森澤彰彦(左)からトロフィーを受け取る酒向杏実氏(右)

表彰式の最後に、特別審査員のサイラス・ハイスミス氏による総評がありました。今回、新たに3部門を加えたことについて「タイプデザインの世界がますます国際的になっている現状を踏まえた前向きな一歩」とし、「多様な視点と専門性に裏打ちされた審査は、応募作品一つひとつに真摯に向き合う姿勢の現れでもあった。私がこのコンペティションに加わるようになって12年になるが、今回の結果は非常に見ごたえがあった」と回顧。「コンペティションの成果が次世代のタイプデザイナーの刺激になり、これから書体づくりに挑戦する方たちの励みにもなって、次回参加につながっていくことを願っている。すばらしい書体を寄せてくれた才能あふれるデザイナーたちに心から感謝を申し上げる」と、入賞者にメッセージを送りました。

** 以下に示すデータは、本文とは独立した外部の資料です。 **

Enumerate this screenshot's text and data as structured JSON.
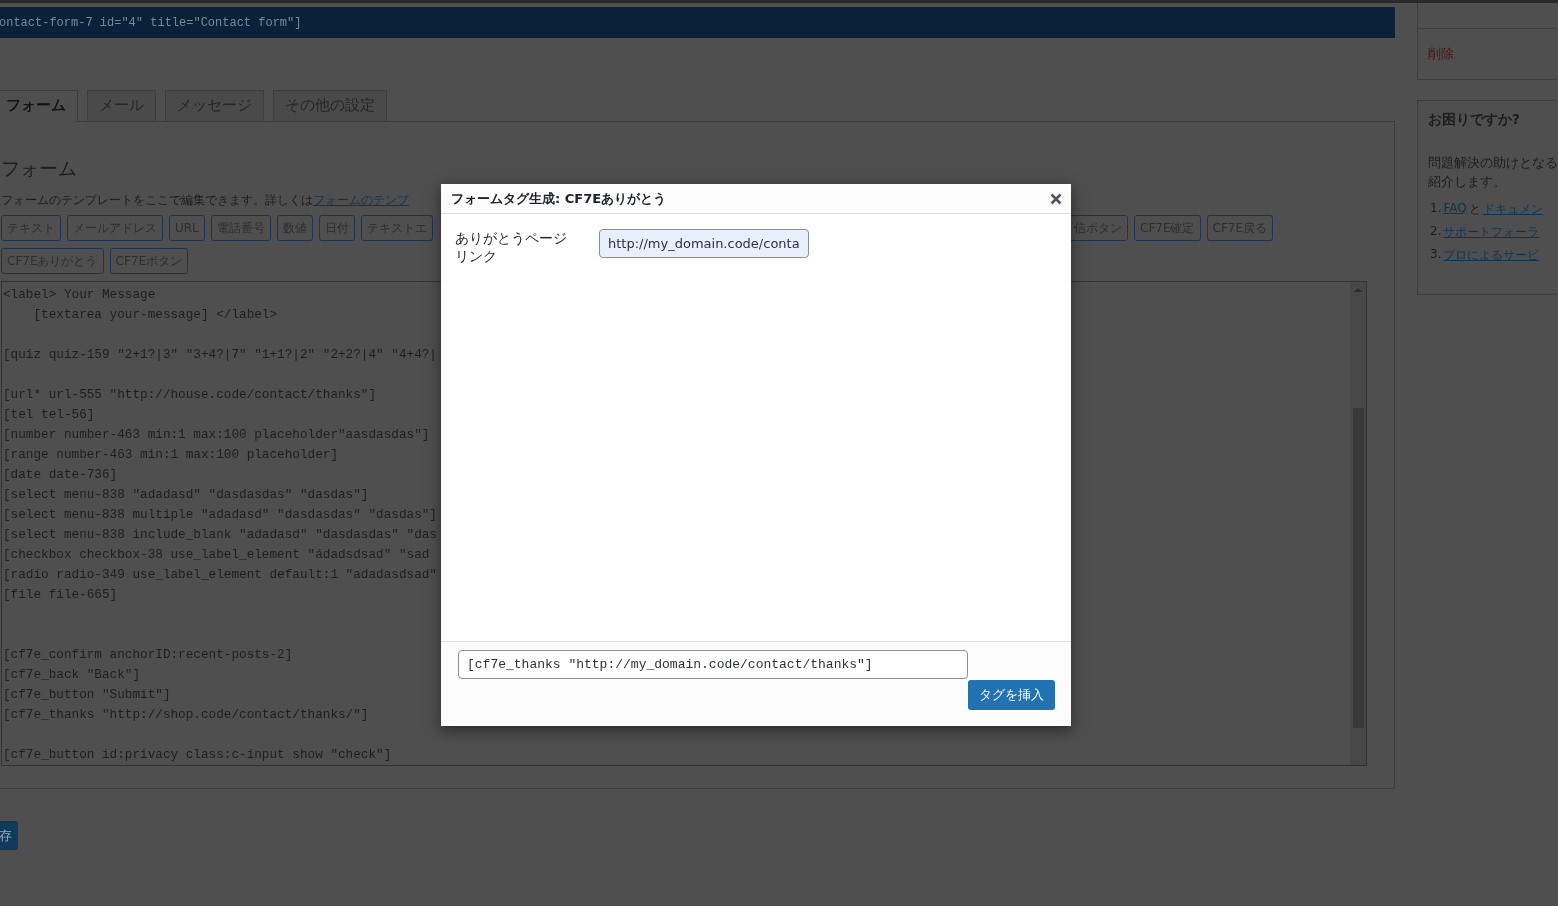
{
  "shortcode": "ontact-form-7 id=\"4\" title=\"Contact form\"]",
  "tabs": [
    {
      "label": "フォーム",
      "selected": true
    },
    {
      "label": "メール",
      "selected": false
    },
    {
      "label": "メッセージ",
      "selected": false
    },
    {
      "label": "その他の設定",
      "selected": false
    }
  ],
  "form_panel": {
    "heading": "フォーム",
    "description": "フォームのテンプレートをここで編集できます。詳しくは",
    "description_link": "フォームのテンプ",
    "tag_buttons_row1_left": [
      "テキスト",
      "メールアドレス",
      "URL",
      "電話番号",
      "数値",
      "日付",
      "テキストエ"
    ],
    "tag_buttons_row1_right": [
      "信ボタン",
      "CF7E確定",
      "CF7E戻る"
    ],
    "tag_buttons_row2": [
      "CF7Eありがとう",
      "CF7Eボタン"
    ],
    "editor_text": "<label> Your Message\n    [textarea your-message] </label>\n\n[quiz quiz-159 \"2+1?|3\" \"3+4?|7\" \"1+1?|2\" \"2+2?|4\" \"4+4?|\n\n[url* url-555 \"http://house.code/contact/thanks\"]\n[tel tel-56]\n[number number-463 min:1 max:100 placeholder\"aasdasdas\"]\n[range number-463 min:1 max:100 placeholder]\n[date date-736]\n[select menu-838 \"adadasd\" \"dasdasdas\" \"dasdas\"]\n[select menu-838 multiple \"adadasd\" \"dasdasdas\" \"dasdas\"]\n[select menu-838 include_blank \"adadasd\" \"dasdasdas\" \"das\n[checkbox checkbox-38 use_label_element \"ádadsdsad\" \"sad\n[radio radio-349 use_label_element default:1 \"adadasdsad\"\n[file file-665]\n\n\n[cf7e_confirm anchorID:recent-posts-2]\n[cf7e_back \"Back\"]\n[cf7e_button \"Submit\"]\n[cf7e_thanks \"http://shop.code/contact/thanks/\"]\n\n[cf7e_button id:privacy class:c-input show \"check\"]"
  },
  "save_button": "存",
  "sidebar": {
    "delete_link": "削除",
    "help": {
      "title": "お困りですか?",
      "text_lines": [
        "問題解決の助けとなる",
        "紹介します。"
      ],
      "links": [
        {
          "number": "1.",
          "parts": [
            {
              "text": "FAQ",
              "link": true
            },
            {
              "text": "と",
              "link": false
            },
            {
              "text": "ドキュメン",
              "link": true
            }
          ]
        },
        {
          "number": "2.",
          "parts": [
            {
              "text": "サポートフォーラ",
              "link": true
            }
          ]
        },
        {
          "number": "3.",
          "parts": [
            {
              "text": "プロによるサービ",
              "link": true
            }
          ]
        }
      ]
    }
  },
  "dialog": {
    "title": "フォームタグ生成: CF7Eありがとう",
    "field_label": "ありがとうページリンク",
    "field_value": "http://my_domain.code/conta",
    "tag_output": "[cf7e_thanks \"http://my_domain.code/contact/thanks\"]",
    "insert_button": "タグを挿入"
  }
}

壇上にて総評を行う特別審査員のサイラス・ハイスミス氏

特別講演「北川一成のタイポグラフィ思想とアート的展開」

表彰式の後には、今回のコンペティションの審査員の一人であり、世界的に活躍するグラフィックデザイナー、アートディレクターの北川一成氏による特別講演「北川一成のタイポグラフィ思想とアート的展開」を開催。企業価値を高めるデザインやブランディングを数多く手がける北川氏の視点や考え方について、ユーモアを交えつつお話いただきました。

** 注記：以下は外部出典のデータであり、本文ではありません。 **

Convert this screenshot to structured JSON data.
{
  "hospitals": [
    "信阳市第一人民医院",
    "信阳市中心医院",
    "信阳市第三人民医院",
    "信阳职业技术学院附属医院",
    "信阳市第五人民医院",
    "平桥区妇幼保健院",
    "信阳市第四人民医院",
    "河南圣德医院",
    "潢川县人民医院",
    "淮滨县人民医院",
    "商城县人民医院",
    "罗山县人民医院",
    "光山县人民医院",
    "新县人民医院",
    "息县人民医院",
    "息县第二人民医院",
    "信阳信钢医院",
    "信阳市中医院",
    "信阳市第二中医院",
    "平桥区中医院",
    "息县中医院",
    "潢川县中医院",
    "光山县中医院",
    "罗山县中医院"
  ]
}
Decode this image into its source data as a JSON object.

「仕事する上で大切なことは4つ」という北川氏がまず挙げたのは、「人の記憶に残す」ということ。人間の脳は、それまでの自分の記憶や意識の中にないものだけをインプットする性質があり、例えばフォントに求められるような、誰もがひと目見てすぐに認識できる「流暢性や認知性」は記憶に結びつかないと説明。「ブランディングは不特定多数の人に覚えてもらうために行うもの。それには今まで見たことがないものをつくり出さなければならない」と話します。

壇上にて特別講演を行う北川一成氏

その記憶の仕組みに紐づくのが、2つ目に挙げた「ゼロ・トゥ・ワン」。北川氏がアート思考とも呼ぶその概念について、「アートは真似をしてはいけない。似たものがあってはダメ。今までにない、唯一無二の姿を目指す必要がある」と強調。そして3つ目には、「間」や「余白」の重要性を挙げ、書体のデザインを例に「オブジェクト自体の造形もさることながら、余白部分を意識することによって立ち上がってくる形を大切にしている」と語りました。

4つ目は「科学」。「デザインはセンスに依存していると思われがちだが、科学やエビデンスを用いて、伝わりやすいコミュニケーションの形を判断する。そうやってデザインの“打率”を上げることが重要」と解説しました。

これら4点を実際にどのようにして仕事に反映しているか、スライドを用いていくつかの具体的な事例を解説していただきました。2022年にリニューアルしたある企業のロゴマークは、余白が多く一見アンバランスに見える上、文字が読みづらいという指摘がSNS上で相次いだのだそうです。しかし、それまで見たことがない「違和感」が多くの人々に記憶され、同社の売上や動画のアクセス数が大幅にアップしたというエピソードを披露。北川氏の魅力的な語り口も相まって、会場は大いに盛り上がりました。

講演終了後は、参加者が一堂に会してのレセプションがスタート。書体設計士の鳥海修氏による乾杯のあいさつを合図に、審査員や参加者がタイプデザインについて自由に語り合いました。